French Oratorian and bishop (1647–1740)

Jean Soanen (6 January 1647 – 25 December 1740) was a French Oratorian and bishop of Senez. He was a convinced Jansenist.

In opposition to the papal bull Unigenitus, he with Charles-Joachim Colbert, bishop of Montpellier, Pierre de la Broue who was bishop of Mirepoix, and Pierre de Langle who was bishop of Boulogne, appealed against it in 1717 to a general council. This group and their followers were known as Appellants; the council was though entirely hypothetical as an idea.

Later, he sent out a pastoral letter to his congregation, urging the reading of Pasquier Quesnel. Pierre Guérin de Tencin, the archbishop of Embrun, then in 1727 had him exiled from his diocese.

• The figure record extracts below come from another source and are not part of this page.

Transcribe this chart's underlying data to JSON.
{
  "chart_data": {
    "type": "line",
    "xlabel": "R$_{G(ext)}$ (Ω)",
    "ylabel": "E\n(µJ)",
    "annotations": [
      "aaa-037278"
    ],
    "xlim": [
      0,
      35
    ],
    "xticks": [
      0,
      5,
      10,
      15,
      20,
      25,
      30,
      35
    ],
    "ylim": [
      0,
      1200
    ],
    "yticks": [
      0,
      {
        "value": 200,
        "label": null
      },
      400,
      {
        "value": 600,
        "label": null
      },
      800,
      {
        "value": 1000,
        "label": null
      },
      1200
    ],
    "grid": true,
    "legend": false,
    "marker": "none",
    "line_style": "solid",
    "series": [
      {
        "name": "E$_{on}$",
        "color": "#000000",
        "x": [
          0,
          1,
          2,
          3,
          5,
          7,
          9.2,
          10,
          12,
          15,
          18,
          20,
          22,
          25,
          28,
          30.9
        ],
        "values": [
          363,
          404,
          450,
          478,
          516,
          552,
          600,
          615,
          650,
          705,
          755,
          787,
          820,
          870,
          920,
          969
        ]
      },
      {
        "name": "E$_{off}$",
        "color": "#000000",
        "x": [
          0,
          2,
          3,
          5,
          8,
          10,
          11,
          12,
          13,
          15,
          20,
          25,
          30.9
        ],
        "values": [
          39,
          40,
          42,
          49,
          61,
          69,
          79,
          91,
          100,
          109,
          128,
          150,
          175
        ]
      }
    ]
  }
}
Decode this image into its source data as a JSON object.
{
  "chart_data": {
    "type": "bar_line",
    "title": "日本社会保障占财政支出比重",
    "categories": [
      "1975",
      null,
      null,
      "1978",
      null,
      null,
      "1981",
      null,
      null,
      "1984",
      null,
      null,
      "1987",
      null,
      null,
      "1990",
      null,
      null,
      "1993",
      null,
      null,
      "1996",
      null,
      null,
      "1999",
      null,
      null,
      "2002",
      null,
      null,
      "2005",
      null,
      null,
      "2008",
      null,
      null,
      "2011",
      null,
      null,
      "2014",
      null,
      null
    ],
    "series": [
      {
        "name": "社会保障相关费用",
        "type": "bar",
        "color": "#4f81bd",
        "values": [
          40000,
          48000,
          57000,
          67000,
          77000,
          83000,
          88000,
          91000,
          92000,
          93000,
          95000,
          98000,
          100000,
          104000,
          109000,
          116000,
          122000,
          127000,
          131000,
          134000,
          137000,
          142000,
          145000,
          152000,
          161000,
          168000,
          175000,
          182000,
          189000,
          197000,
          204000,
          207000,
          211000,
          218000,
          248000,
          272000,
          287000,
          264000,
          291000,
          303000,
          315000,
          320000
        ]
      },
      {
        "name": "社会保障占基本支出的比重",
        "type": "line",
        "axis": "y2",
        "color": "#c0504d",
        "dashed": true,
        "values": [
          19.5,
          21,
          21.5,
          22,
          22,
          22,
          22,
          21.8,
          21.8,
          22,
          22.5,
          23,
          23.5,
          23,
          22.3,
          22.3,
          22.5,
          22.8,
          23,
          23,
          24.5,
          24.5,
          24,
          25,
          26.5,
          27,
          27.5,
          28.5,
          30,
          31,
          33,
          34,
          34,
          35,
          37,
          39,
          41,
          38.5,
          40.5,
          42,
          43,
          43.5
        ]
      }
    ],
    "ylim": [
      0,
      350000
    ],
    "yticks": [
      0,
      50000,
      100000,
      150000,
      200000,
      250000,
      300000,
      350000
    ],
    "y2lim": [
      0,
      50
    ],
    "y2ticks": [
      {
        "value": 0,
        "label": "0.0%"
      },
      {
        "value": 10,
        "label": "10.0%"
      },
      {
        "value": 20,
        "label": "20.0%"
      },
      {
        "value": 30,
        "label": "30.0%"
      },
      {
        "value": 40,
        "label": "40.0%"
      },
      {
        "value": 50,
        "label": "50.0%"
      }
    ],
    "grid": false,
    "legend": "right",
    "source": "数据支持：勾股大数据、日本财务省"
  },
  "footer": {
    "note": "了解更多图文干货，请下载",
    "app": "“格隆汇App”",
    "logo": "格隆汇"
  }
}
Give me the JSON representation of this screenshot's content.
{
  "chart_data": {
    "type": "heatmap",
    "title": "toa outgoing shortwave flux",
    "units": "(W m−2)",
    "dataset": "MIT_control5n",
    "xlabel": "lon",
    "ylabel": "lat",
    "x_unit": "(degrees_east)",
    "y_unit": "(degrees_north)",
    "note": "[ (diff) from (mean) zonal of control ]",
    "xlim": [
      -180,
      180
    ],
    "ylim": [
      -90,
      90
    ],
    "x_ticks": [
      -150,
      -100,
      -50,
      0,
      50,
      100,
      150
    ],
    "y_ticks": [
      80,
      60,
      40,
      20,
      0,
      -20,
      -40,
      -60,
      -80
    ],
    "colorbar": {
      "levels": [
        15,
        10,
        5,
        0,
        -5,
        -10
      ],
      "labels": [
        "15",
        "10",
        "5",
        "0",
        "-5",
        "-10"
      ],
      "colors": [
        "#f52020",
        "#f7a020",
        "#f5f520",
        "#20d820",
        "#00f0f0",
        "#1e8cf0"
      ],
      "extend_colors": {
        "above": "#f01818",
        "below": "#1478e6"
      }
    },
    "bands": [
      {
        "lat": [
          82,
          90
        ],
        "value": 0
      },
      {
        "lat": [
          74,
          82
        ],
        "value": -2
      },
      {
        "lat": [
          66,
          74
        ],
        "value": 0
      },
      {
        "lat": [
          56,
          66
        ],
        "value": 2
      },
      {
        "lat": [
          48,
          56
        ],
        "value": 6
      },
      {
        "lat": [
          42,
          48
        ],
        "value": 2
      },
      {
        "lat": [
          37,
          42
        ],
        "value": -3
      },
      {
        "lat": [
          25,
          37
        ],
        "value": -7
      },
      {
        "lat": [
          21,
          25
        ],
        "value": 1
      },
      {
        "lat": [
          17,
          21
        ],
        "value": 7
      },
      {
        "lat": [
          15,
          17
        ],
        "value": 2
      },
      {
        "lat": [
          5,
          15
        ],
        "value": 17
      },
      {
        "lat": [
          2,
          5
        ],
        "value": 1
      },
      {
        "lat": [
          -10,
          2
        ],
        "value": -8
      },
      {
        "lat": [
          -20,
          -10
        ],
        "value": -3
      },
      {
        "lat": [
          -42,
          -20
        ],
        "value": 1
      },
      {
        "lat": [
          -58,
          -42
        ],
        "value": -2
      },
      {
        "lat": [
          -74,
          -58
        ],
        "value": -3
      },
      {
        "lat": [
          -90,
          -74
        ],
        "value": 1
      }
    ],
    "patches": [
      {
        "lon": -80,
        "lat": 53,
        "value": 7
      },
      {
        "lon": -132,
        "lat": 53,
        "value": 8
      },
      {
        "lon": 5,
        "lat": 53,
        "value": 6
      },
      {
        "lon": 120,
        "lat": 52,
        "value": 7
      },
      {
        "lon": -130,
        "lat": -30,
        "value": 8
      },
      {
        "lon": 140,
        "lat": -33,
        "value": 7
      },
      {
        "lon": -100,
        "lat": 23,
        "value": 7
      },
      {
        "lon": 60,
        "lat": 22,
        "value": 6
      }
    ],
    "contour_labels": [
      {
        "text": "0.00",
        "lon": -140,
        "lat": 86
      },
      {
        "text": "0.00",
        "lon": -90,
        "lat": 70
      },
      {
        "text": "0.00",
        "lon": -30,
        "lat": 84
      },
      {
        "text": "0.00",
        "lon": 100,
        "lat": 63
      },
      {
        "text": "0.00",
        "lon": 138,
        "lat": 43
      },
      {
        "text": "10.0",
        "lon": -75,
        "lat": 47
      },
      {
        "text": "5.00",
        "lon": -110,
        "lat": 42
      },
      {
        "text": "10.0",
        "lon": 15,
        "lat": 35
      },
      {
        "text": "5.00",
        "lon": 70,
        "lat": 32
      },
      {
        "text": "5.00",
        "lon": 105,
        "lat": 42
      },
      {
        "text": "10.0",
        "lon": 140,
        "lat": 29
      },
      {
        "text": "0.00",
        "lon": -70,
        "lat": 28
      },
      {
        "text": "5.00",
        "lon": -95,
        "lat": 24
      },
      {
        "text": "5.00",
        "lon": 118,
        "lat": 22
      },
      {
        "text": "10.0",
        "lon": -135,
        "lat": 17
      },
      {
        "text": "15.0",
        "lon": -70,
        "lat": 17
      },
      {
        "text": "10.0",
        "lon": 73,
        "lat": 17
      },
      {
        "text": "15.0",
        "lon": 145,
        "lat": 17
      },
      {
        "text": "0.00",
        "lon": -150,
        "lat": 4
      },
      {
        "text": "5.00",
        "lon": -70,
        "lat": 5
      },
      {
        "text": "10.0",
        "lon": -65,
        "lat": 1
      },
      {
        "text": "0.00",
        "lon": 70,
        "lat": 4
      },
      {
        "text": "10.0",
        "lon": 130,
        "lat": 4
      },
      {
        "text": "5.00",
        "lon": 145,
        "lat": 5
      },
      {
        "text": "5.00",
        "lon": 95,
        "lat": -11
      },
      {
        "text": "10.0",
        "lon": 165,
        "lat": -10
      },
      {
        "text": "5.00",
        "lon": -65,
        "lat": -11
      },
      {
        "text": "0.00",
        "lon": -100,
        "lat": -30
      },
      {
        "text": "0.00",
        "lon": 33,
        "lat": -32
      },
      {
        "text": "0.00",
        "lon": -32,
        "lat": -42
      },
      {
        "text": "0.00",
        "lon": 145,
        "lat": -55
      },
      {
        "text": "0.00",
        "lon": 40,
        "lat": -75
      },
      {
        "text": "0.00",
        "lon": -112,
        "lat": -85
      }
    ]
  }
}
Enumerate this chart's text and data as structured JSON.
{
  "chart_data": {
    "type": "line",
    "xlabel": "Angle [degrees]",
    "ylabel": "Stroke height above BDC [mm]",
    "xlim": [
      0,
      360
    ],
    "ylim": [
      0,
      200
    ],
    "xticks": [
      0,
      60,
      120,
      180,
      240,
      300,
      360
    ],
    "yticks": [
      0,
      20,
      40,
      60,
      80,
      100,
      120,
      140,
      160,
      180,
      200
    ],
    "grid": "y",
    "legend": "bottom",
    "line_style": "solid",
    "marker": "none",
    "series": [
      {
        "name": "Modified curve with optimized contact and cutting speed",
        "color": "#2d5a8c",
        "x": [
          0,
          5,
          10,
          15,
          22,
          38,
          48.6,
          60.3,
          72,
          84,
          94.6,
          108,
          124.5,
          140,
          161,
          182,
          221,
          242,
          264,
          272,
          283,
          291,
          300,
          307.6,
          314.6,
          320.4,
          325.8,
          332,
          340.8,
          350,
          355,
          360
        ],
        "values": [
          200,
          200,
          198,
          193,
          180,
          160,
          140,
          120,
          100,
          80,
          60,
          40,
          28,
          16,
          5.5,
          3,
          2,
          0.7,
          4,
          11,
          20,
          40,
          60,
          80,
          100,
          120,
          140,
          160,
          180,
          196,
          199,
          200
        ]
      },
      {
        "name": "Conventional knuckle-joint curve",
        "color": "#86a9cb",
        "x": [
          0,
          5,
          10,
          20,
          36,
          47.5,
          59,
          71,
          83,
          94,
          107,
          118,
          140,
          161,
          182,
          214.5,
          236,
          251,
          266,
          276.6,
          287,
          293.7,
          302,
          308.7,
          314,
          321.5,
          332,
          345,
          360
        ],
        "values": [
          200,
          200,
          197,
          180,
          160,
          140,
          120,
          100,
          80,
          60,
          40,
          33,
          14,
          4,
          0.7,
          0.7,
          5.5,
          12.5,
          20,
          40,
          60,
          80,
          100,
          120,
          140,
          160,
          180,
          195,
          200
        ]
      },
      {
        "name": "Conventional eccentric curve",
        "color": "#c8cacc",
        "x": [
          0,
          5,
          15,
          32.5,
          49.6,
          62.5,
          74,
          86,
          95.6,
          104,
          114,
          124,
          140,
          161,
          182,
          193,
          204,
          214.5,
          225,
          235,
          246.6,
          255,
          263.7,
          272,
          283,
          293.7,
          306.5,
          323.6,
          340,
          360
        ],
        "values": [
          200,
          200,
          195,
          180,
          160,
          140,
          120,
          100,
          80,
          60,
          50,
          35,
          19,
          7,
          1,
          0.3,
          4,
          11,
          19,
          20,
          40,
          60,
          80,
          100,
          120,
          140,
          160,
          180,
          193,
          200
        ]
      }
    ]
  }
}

But Jean Soanen of Senez, a small mountain diocese in Provence, issued in 1726 a Pastoral instruction to his diocese, in which, at the age of 80, he reviewed his whole position in the controversy. He regretted that he had ever signed the Formulary of 1665, withdrew his adhesion to the Bull "Vineam Domini Sabaoth", blamed himself for prohibiting, against his real convictions, the moral Reflexions, and promised never to accept the Unigenitus. Soanen was deprived of his see by the Provincial Synoid of Embrun, which on carious canonical grounds he refused to recognize, and was banished to the Abbey of La Chaise-Dieu in Auvergne, where he remained imprisoned till his death in 1740, at the age of 95.

He died in 1740 at La Chaise-Dieu, where he was exiled since 1727.